Cebu has a population of around one million and is most well-known for its relaxed atmosphere and beautiful islands. It’s the oldest city in the Philippines and its name derives from the Cebuano word Sibu that means “trade”.
In addition to tourism, Cebu is highly active in maritime trade and manufacturing. For example, 80% of all the ships are built here, making the Philippines the fourth biggest shipbuilder in the world.
Compared to Bali and Phuket, Cebu experiences a shortage of hotel rooms. With continuous demand for new rooms, as many as 5,000 new hotel rooms were planned until 2024.
This plan will be put on hold due to the pandemic. As many as 75% of hospitality workers might lose their jobs in Cebu City, which would be devastating for the industry, of course.
Commercial Property Agents in the Philippines
The Philippines has a developed real estate market and you can find most multinationals operating here.
Some of the most well-known brands are:
- KMC Savills, Inc. (KMC MAG Group)
- Colliers International Philippines
- JLL Philippines
- Santos Knight Frank
- CBRE Philippines
These companies have a long experience of catering to foreign investors and know the local property market.

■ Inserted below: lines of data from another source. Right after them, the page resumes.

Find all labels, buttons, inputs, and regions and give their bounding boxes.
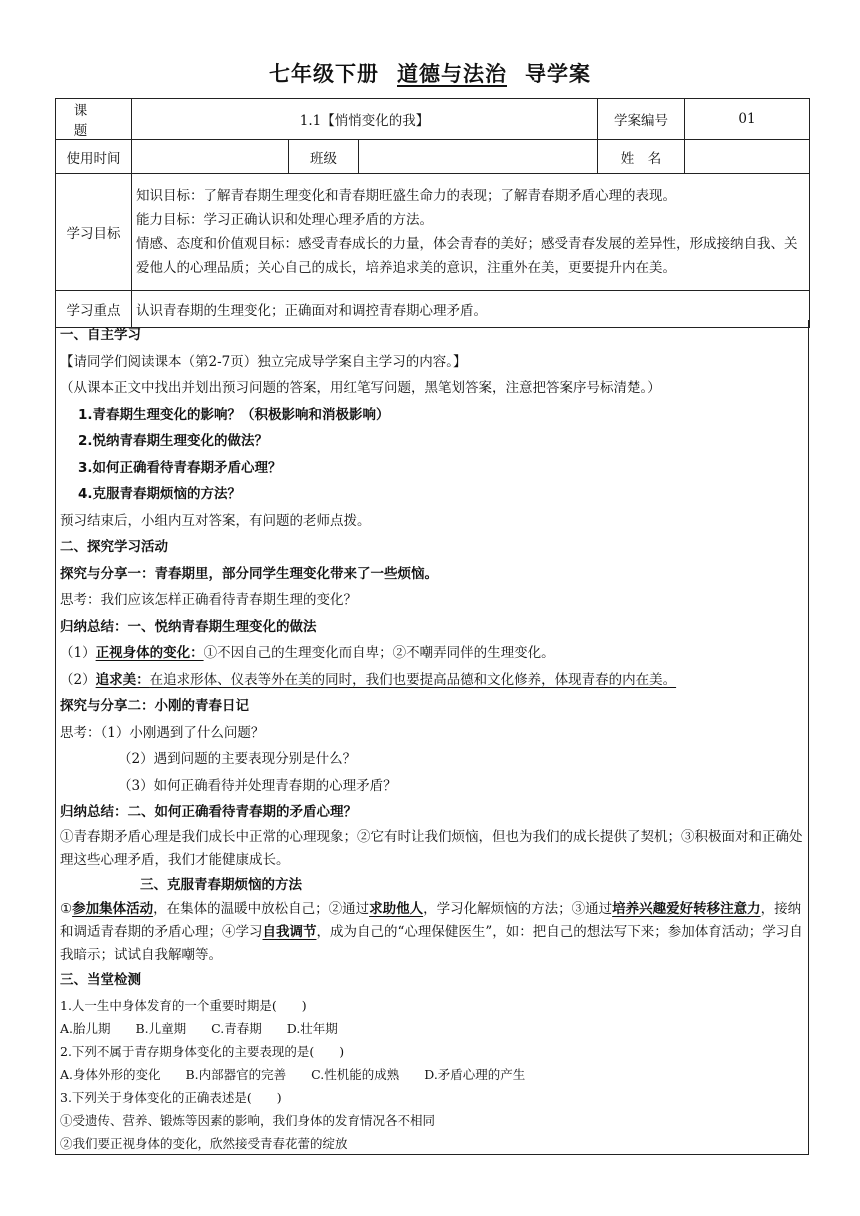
- section-inquiry-title: 二、探究学习活动: [60, 539, 168, 555]
- title-prefix: 七年级下册: [269, 62, 379, 86]
- text-segment: ，接纳和调适青春期的矛盾心理；④学习: [60, 901, 802, 940]
- point-text: 在追求形体、仪表等外在美的同时，我们也要提高品德和文化修养，体现青春的内在美。: [149, 671, 677, 688]
- text-segment: ，学习化解烦恼的方法；③通过: [423, 901, 613, 917]
- explore-2-title: 探究与分享二：小刚的青春日记: [60, 698, 249, 714]
- focus-value: 认识青春期的生理变化；正确面对和调控青春期心理矛盾。: [132, 291, 810, 328]
- summary-1-point-2: [60, 667, 804, 694]
- name-label: 姓 名: [598, 140, 685, 174]
- preview-question-4: 4.克服青春期烦恼的方法？: [78, 486, 242, 502]
- text-segment: ①: [60, 901, 73, 917]
- goal-emotion: 情感、态度和价值观目标：感受青春成长的力量，体会青春的美好；感受青春发展的差异性，形成接纳自我、关爱他人的心理品质；关心自己的成长，培养追求美的意识，注重外在美，更要提升内在美。: [136, 236, 798, 276]
- focus-label: 学习重点: [56, 291, 132, 328]
- keyword: 培养兴趣爱好转移注意力: [612, 901, 761, 917]
- goal-knowledge: 知识目标：了解青春期生理变化和青春期旺盛生命力的表现；了解青春期矛盾心理的表现。: [136, 188, 676, 204]
- content-box: [55, 320, 809, 1155]
- code-label: 学案编号: [598, 99, 685, 140]
- goals-cell: [132, 174, 810, 291]
- test-question-1: 1.人一生中身体发育的一个重要时期是( ): [60, 997, 307, 1013]
- summary-2-text: ①青春期矛盾心理是我们成长中正常的心理现象；②它有时让我们烦恼，但也为我们的成长提供了契机；③积极面对和正确处理这些心理矛盾，我们才能健康成长。: [60, 828, 803, 868]
- test-question-3-statement-1: ①受遗传、营养、锻炼等因素的影响，我们身体的发育情况各不相同: [60, 1112, 436, 1128]
- explore-2-think-1: 思考：（1）小刚遇到了什么问题？: [60, 724, 265, 741]
- test-question-2-options: A.身体外形的变化 B.内部器官的完善 C.性机能的成熟 D.矛盾心理的产生: [60, 1066, 526, 1082]
- preview-question-1: 1.青春期生理变化的影响？（积极影响和消极影响）: [78, 406, 390, 423]
- explore-2-think-3: （3）如何正确看待并处理青春期的心理矛盾？: [118, 777, 397, 794]
- keyword: 求助他人: [369, 901, 424, 917]
- summary-3-text: [60, 898, 804, 967]
- class-value[interactable]: [359, 140, 598, 174]
- name-value[interactable]: [685, 140, 810, 174]
- test-question-2: 2.下列不属于青存期身体变化的主要表现的是( ): [60, 1043, 345, 1059]
- title-suffix: 导学案: [525, 62, 591, 86]
- text-segment: ，成为自己的“心理保健医生”，如：把自己的想法写下来；参加体育活动；学习自我暗示；试试自我解嘲等。: [60, 924, 803, 963]
- explore-1-title: 探究与分享一：青春期里，部分同学生理变化带来了一些烦恼。: [60, 565, 438, 582]
- goal-ability: 能力目标：学习正确认识和处理心理矛盾的方法。: [136, 212, 433, 228]
- section-test-title: 三、当堂检测: [60, 972, 141, 988]
- title-subject: 道德与法治: [397, 62, 507, 86]
- point-keyword: 追求美：: [95, 671, 150, 688]
- code-value: 01: [685, 99, 810, 140]
- preview-question-2: 2.悦纳青春期生理变化的做法？: [78, 433, 269, 449]
- point-text: ①不因自己的生理变化而自卑；②不嘲弄同伴的生理变化。: [203, 645, 555, 661]
- text-segment: ，在集体的温暖中放松自己；②通过: [153, 901, 370, 917]
- header-table: [55, 98, 810, 328]
- explore-1-think: 思考：我们应该怎样正确看待青春期生理的变化？: [60, 592, 357, 608]
- test-question-3-statement-2: ②我们要正视身体的变化，欣然接受青春花蕾的绽放: [60, 1135, 348, 1151]
- summary-2-title: 归纳总结：二、如何正确看待青春期的矛盾心理？: [60, 804, 357, 820]
- point-number: （2）: [60, 671, 96, 688]
- summary-3-title: 三、克服青春期烦恼的方法: [140, 876, 302, 893]
- self-study-note: （从课本正文中找出并划出预习问题的答案，用红笔写问题，黑笔划答案，注意把答案序号标清楚。）: [60, 380, 661, 396]
- explore-2-think-2: （2）遇到问题的主要表现分别是什么？: [118, 751, 357, 767]
- preview-after-text: 预习结束后，小组内互对答案，有问题的老师点拨。: [60, 512, 371, 529]
- preview-question-3: 3.如何正确看待青春期矛盾心理？: [78, 459, 282, 476]
- self-study-instruction: 【请同学们阅读课本（第2-7页）独立完成导学案自主学习的内容。】: [60, 353, 467, 370]
- section-self-study-title: 一、自主学习: [60, 327, 141, 343]
- page-title: [0, 58, 860, 88]
- topic-label: 课 题: [56, 99, 132, 140]
- goals-label: 学习目标: [56, 174, 132, 291]
- summary-1-title: 归纳总结：一、悦纳青春期生理变化的做法: [60, 618, 317, 635]
- point-number: （1）: [60, 645, 96, 661]
- topic-value: 1.1【悄悄变化的我】: [132, 99, 598, 140]
- keyword: 自我调节: [262, 924, 317, 940]
- class-label: 班级: [289, 140, 359, 174]
- keyword: 参加集体活动: [72, 901, 154, 917]
- time-value[interactable]: [132, 140, 289, 174]
- test-question-1-options: A.胎儿期 B.儿童期 C.青春期 D.壮年期: [60, 1020, 338, 1036]
- test-question-3: 3.下列关于身体变化的正确表述是( ): [60, 1089, 282, 1105]
- time-label: 使用时间: [56, 140, 132, 174]
- summary-1-point-1: [60, 640, 804, 667]
- point-keyword: 正视身体的变化：: [95, 645, 204, 661]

Asia Property HQ can also help you to identify and connect with sellers of hotels in the Philippines. Simply send a message via the form below and then we will be in touch with you within 24 hours.
Below you can find commonly asked questions and our replies. If there’s anything else you wonder about, feel free to drop a comment below or contact us via email.
How are hotels classified in the Philippines?
Hotels are classified as follows:
- De Luxe Class
- First Class
- Standard Class
- Economy Class
Different requirements apply and related to the locations, bedroom facilities & furnishings, front office/reception, housekeeping, food & beverage, recreational facilities, and more for the different classifications.
What are the documents needed for hotel accreditations in the Philippines?
Below you can find the general requirements for accreditation of tourism enterprises and frontliners:
- Business License from the Local Government Unit
- SEC Registration Certificate and Articles of Incorporation and its By-Laws
- Notarized List of Names of all Officials and employees (with office designation and Nationality)
- Other documents as deemed necessary by DOT
Can foreigners buy land in the Philippines?
The same as it goes in most other Southeast Asian countries, foreign individuals cannot buy land in the Philippines. Instead, you’re allowed to lease land for up to 75 years.
However, if you set up a local company and appoint a nominee you’re capable of acquiring land.